El Poder Ejecutivo envió al Congreso un proyecto de ley para el financiamiento universitario 2026 que, según gremios y el Consejo Interuniversitario Nacional, busca dejar sin efecto la Ley N° 27.795 al eliminar la movilidad salarial por inflación y la actualización automática de becas, estableciendo incrementos fijos no acumulativos y condicionando la actualización de gastos operativos a un umbral inflacionario.

El proyecto, que modifica sustancialmente el esquema vigente, introduce una «cláusula gatillo selectiva» para los gastos de funcionamiento y hospitales universitarios: solo se actualizarán automáticamente si la inflación supera el 14,3% anual. Este mecanismo no incluye a los salarios docentes y no docentes.



Salarios: techo fijo y sin garantía

En materia salarial, la iniciativa reemplaza la garantía de la ley vigente (que aseguraba que ninguna recomposición mensual fuera inferior a la inflación) por tres incrementos fijos del 4,1% en marzo, julio y septiembre de 2026. Los aumentos no son acumulativos, se calculan sobre los básicos de diciembre de 2025, y el 12,3% total opera como un techo anual.

Emiliano Cagnacci, secretario general de la Asociación de Docentes de la Universidad de Buenos Aires (ADUBA), señaló que establecer paritarias trimestrales sin piso inflacionario convierte la negociación en un «monólogo» oficial donde los aumentos se definen por resolución ministerial. «Lo que hacen es blanquear que el presupuesto no alcanzaba», sostuvo.

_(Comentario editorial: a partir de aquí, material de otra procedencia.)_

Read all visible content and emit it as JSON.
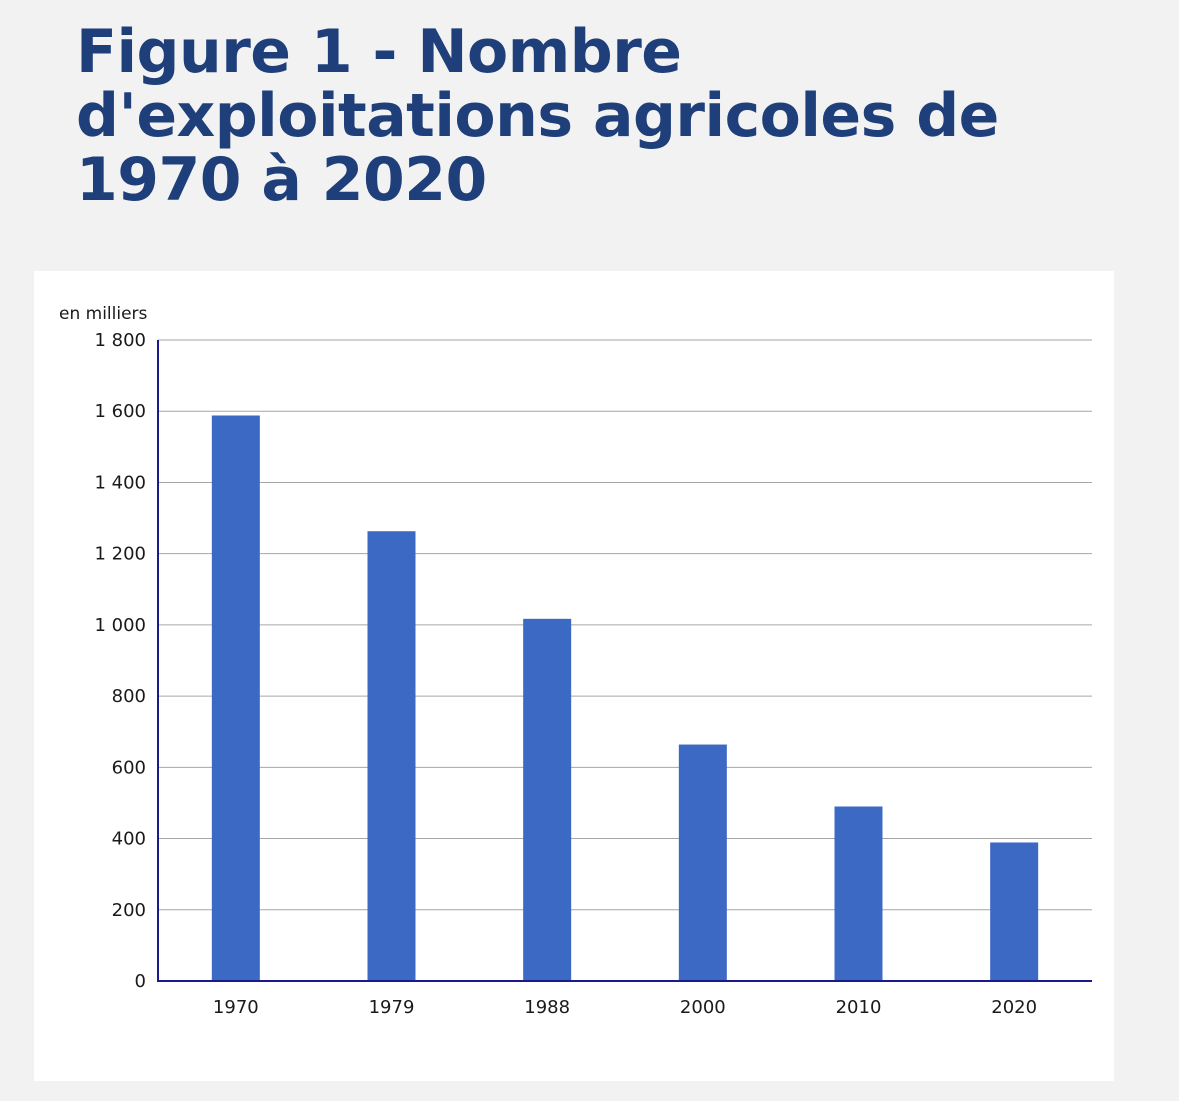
{
  "page": {
    "title": "Figure 1 - Nombre d'exploitations agricoles de 1970 à 2020"
  },
  "chart_data": {
    "type": "bar",
    "title": "Figure 1 - Nombre d'exploitations agricoles de 1970 à 2020",
    "unit_label": "en milliers",
    "xlabel": "",
    "ylabel": "en milliers",
    "categories": [
      "1970",
      "1979",
      "1988",
      "2000",
      "2010",
      "2020"
    ],
    "values": [
      1588,
      1263,
      1017,
      664,
      490,
      389
    ],
    "ylim": [
      0,
      1800
    ],
    "yticks": [
      0,
      200,
      400,
      600,
      800,
      1000,
      1200,
      1400,
      1600,
      1800
    ],
    "ytick_labels": [
      "0",
      "200",
      "400",
      "600",
      "800",
      "1 000",
      "1 200",
      "1 400",
      "1 600",
      "1 800"
    ],
    "grid": true,
    "legend": "none",
    "colors": {
      "bar": "#3c69c3",
      "axis": "#1a1a8c",
      "grid": "#a6a6a6",
      "title": "#1f3f7a"
    }
  }
}
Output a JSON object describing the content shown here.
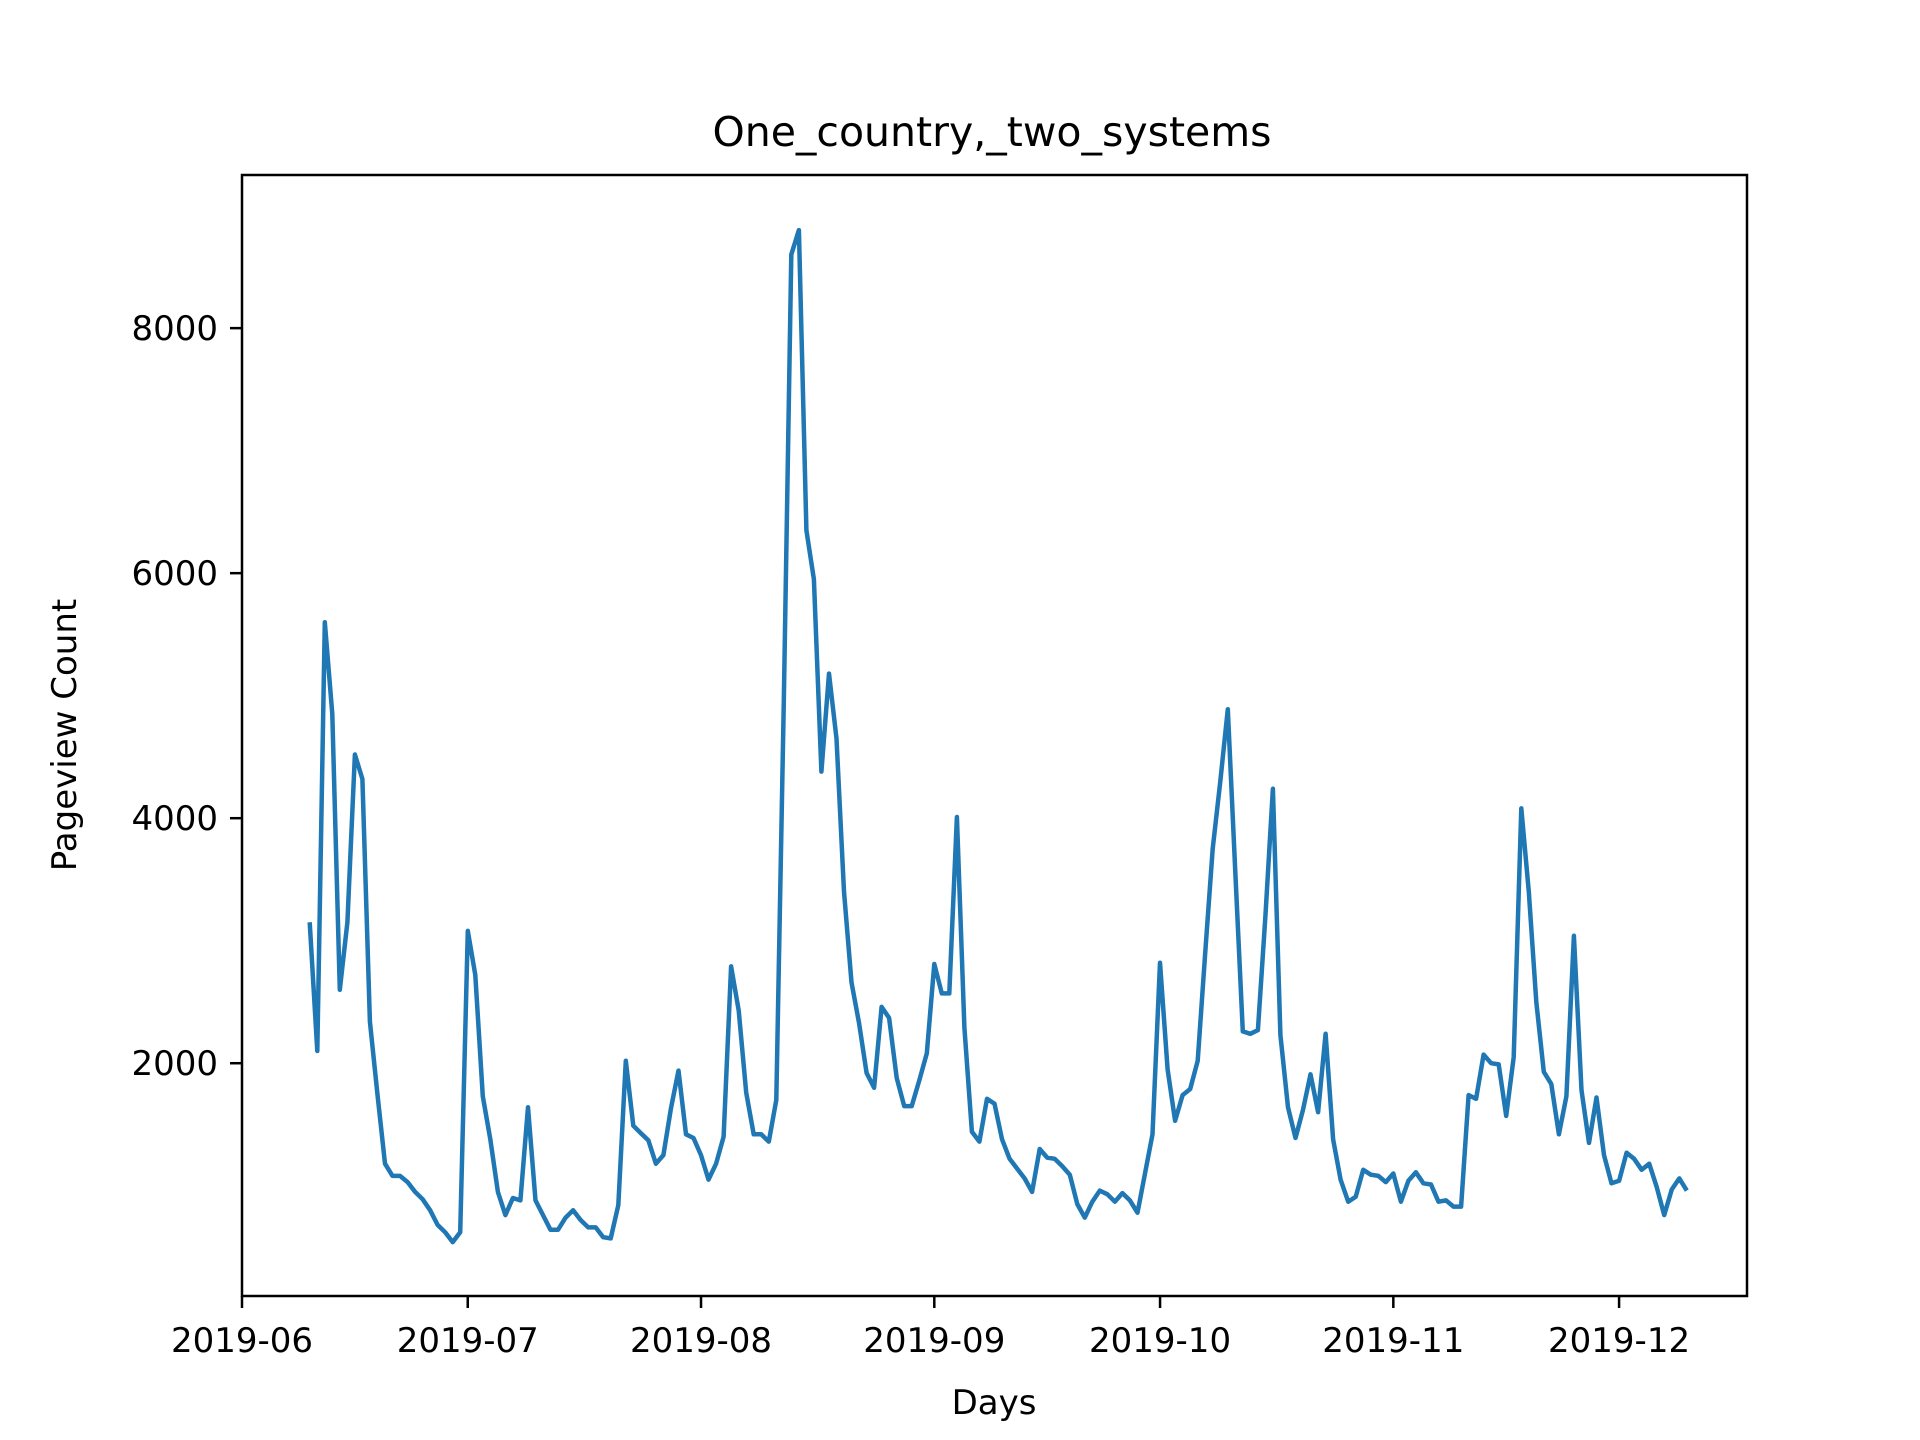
{
  "chart_data": {
    "type": "line",
    "title": "One_country,_two_systems",
    "xlabel": "Days",
    "ylabel": "Pageview Count",
    "x_ticks": [
      "2019-06",
      "2019-07",
      "2019-08",
      "2019-09",
      "2019-10",
      "2019-11",
      "2019-12"
    ],
    "y_ticks": [
      2000,
      4000,
      6000,
      8000
    ],
    "xlim": [
      "2019-06-01",
      "2019-12-18"
    ],
    "ylim": [
      100,
      9250
    ],
    "grid": false,
    "series": [
      {
        "color": "#1f77b4",
        "x": [
          "2019-06-10",
          "2019-06-11",
          "2019-06-12",
          "2019-06-13",
          "2019-06-14",
          "2019-06-15",
          "2019-06-16",
          "2019-06-17",
          "2019-06-18",
          "2019-06-19",
          "2019-06-20",
          "2019-06-21",
          "2019-06-22",
          "2019-06-23",
          "2019-06-24",
          "2019-06-25",
          "2019-06-26",
          "2019-06-27",
          "2019-06-28",
          "2019-06-29",
          "2019-06-30",
          "2019-07-01",
          "2019-07-02",
          "2019-07-03",
          "2019-07-04",
          "2019-07-05",
          "2019-07-06",
          "2019-07-07",
          "2019-07-08",
          "2019-07-09",
          "2019-07-10",
          "2019-07-11",
          "2019-07-12",
          "2019-07-13",
          "2019-07-14",
          "2019-07-15",
          "2019-07-16",
          "2019-07-17",
          "2019-07-18",
          "2019-07-19",
          "2019-07-20",
          "2019-07-21",
          "2019-07-22",
          "2019-07-23",
          "2019-07-24",
          "2019-07-25",
          "2019-07-26",
          "2019-07-27",
          "2019-07-28",
          "2019-07-29",
          "2019-07-30",
          "2019-07-31",
          "2019-08-01",
          "2019-08-02",
          "2019-08-03",
          "2019-08-04",
          "2019-08-05",
          "2019-08-06",
          "2019-08-07",
          "2019-08-08",
          "2019-08-09",
          "2019-08-10",
          "2019-08-11",
          "2019-08-12",
          "2019-08-13",
          "2019-08-14",
          "2019-08-15",
          "2019-08-16",
          "2019-08-17",
          "2019-08-18",
          "2019-08-19",
          "2019-08-20",
          "2019-08-21",
          "2019-08-22",
          "2019-08-23",
          "2019-08-24",
          "2019-08-25",
          "2019-08-26",
          "2019-08-27",
          "2019-08-28",
          "2019-08-29",
          "2019-08-30",
          "2019-08-31",
          "2019-09-01",
          "2019-09-02",
          "2019-09-03",
          "2019-09-04",
          "2019-09-05",
          "2019-09-06",
          "2019-09-07",
          "2019-09-08",
          "2019-09-09",
          "2019-09-10",
          "2019-09-11",
          "2019-09-12",
          "2019-09-13",
          "2019-09-14",
          "2019-09-15",
          "2019-09-16",
          "2019-09-17",
          "2019-09-18",
          "2019-09-19",
          "2019-09-20",
          "2019-09-21",
          "2019-09-22",
          "2019-09-23",
          "2019-09-24",
          "2019-09-25",
          "2019-09-26",
          "2019-09-27",
          "2019-09-28",
          "2019-09-29",
          "2019-09-30",
          "2019-10-01",
          "2019-10-02",
          "2019-10-03",
          "2019-10-04",
          "2019-10-05",
          "2019-10-06",
          "2019-10-07",
          "2019-10-08",
          "2019-10-09",
          "2019-10-10",
          "2019-10-11",
          "2019-10-12",
          "2019-10-13",
          "2019-10-14",
          "2019-10-15",
          "2019-10-16",
          "2019-10-17",
          "2019-10-18",
          "2019-10-19",
          "2019-10-20",
          "2019-10-21",
          "2019-10-22",
          "2019-10-23",
          "2019-10-24",
          "2019-10-25",
          "2019-10-26",
          "2019-10-27",
          "2019-10-28",
          "2019-10-29",
          "2019-10-30",
          "2019-10-31",
          "2019-11-01",
          "2019-11-02",
          "2019-11-03",
          "2019-11-04",
          "2019-11-05",
          "2019-11-06",
          "2019-11-07",
          "2019-11-08",
          "2019-11-09",
          "2019-11-10",
          "2019-11-11",
          "2019-11-12",
          "2019-11-13",
          "2019-11-14",
          "2019-11-15",
          "2019-11-16",
          "2019-11-17",
          "2019-11-18",
          "2019-11-19",
          "2019-11-20",
          "2019-11-21",
          "2019-11-22",
          "2019-11-23",
          "2019-11-24",
          "2019-11-25",
          "2019-11-26",
          "2019-11-27",
          "2019-11-28",
          "2019-11-29",
          "2019-11-30",
          "2019-12-01",
          "2019-12-02",
          "2019-12-03",
          "2019-12-04",
          "2019-12-05",
          "2019-12-06",
          "2019-12-07",
          "2019-12-08",
          "2019-12-09",
          "2019-12-10"
        ],
        "values": [
          3150,
          2100,
          5600,
          4850,
          2600,
          3150,
          4520,
          4320,
          2340,
          1750,
          1180,
          1080,
          1080,
          1030,
          950,
          890,
          800,
          680,
          620,
          540,
          620,
          3080,
          2720,
          1730,
          1380,
          950,
          760,
          900,
          880,
          1640,
          880,
          760,
          640,
          640,
          740,
          800,
          720,
          660,
          660,
          580,
          570,
          840,
          2020,
          1490,
          1430,
          1370,
          1180,
          1250,
          1630,
          1940,
          1420,
          1390,
          1250,
          1050,
          1180,
          1400,
          2790,
          2430,
          1760,
          1420,
          1420,
          1360,
          1700,
          4950,
          8600,
          8800,
          6350,
          5950,
          4380,
          5180,
          4650,
          3400,
          2660,
          2330,
          1920,
          1800,
          2460,
          2370,
          1880,
          1650,
          1650,
          1860,
          2080,
          2810,
          2570,
          2570,
          4010,
          2290,
          1440,
          1360,
          1710,
          1670,
          1380,
          1220,
          1140,
          1060,
          950,
          1300,
          1230,
          1220,
          1160,
          1090,
          850,
          740,
          870,
          960,
          930,
          870,
          940,
          880,
          780,
          1100,
          1420,
          2820,
          1950,
          1530,
          1740,
          1790,
          2020,
          2900,
          3750,
          4300,
          4890,
          3560,
          2260,
          2240,
          2270,
          3200,
          4240,
          2230,
          1640,
          1390,
          1620,
          1910,
          1600,
          2240,
          1380,
          1050,
          870,
          910,
          1130,
          1090,
          1080,
          1030,
          1100,
          870,
          1040,
          1110,
          1020,
          1010,
          870,
          880,
          830,
          830,
          1740,
          1710,
          2070,
          2000,
          1990,
          1570,
          2050,
          4080,
          3400,
          2500,
          1930,
          1830,
          1420,
          1730,
          3040,
          1780,
          1350,
          1720,
          1250,
          1020,
          1040,
          1270,
          1220,
          1130,
          1180,
          990,
          760,
          970,
          1060,
          960
        ]
      }
    ]
  }
}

Becas sin actualización automática

El proyecto también elimina la fórmula de recomposición prevista para las Becas Progresar y Manuel Belgrano, que exigía actualización según el IPC acumulado desde diciembre de 2023. El nuevo texto suprime ese mecanismo y atiende el valor real de las becas (actualmente fijado en $28.000) a la disponibilidad de crédito presupuestario del Ministerio de Capital Humano.

Hospitales universitarios

Se asigna una partida específica de $80.072.460.000 para el sistema de salud universitario. Para los gremios, este refuerzo implica un reconocimiento implícito de que el presupuesto previo resultaba insuficiente. La actualización por inflación de los gastos operativos prevista en el proyecto valida, según los sindicatos, las denuncias de desfinanciamiento que motivaron las marchas federales.

Reacciones y encuadre legal

Desde el Consejo Interuniversitario Nacional (CIN) sostuvieron que la referencia debe seguir siendo la ley aprobada en 2025: «Es la solicitud que se hizo en un acuerdo con todas las universidades y es el resultado de un debate social».

La conducción de ADUBA interpreta que la iniciativa no es un mero cambio técnico sino una «respuesta al conflicto legal que se abrió por no aplicar la ley vigente». Al presentar un nuevo esquema con fuentes de financiamiento específicas (Jurisdicciones 88 y 91), el Gobierno intentaría reemplazar la Ley 27.795 por otra norma que ya no asegura la actualización salarial por inflación ni mantiene los mecanismos de indexación establecidos por el Congreso. Los gremios hablan de una «salida política» para cerrar el frente judicial y cambiar las reglas de discusión.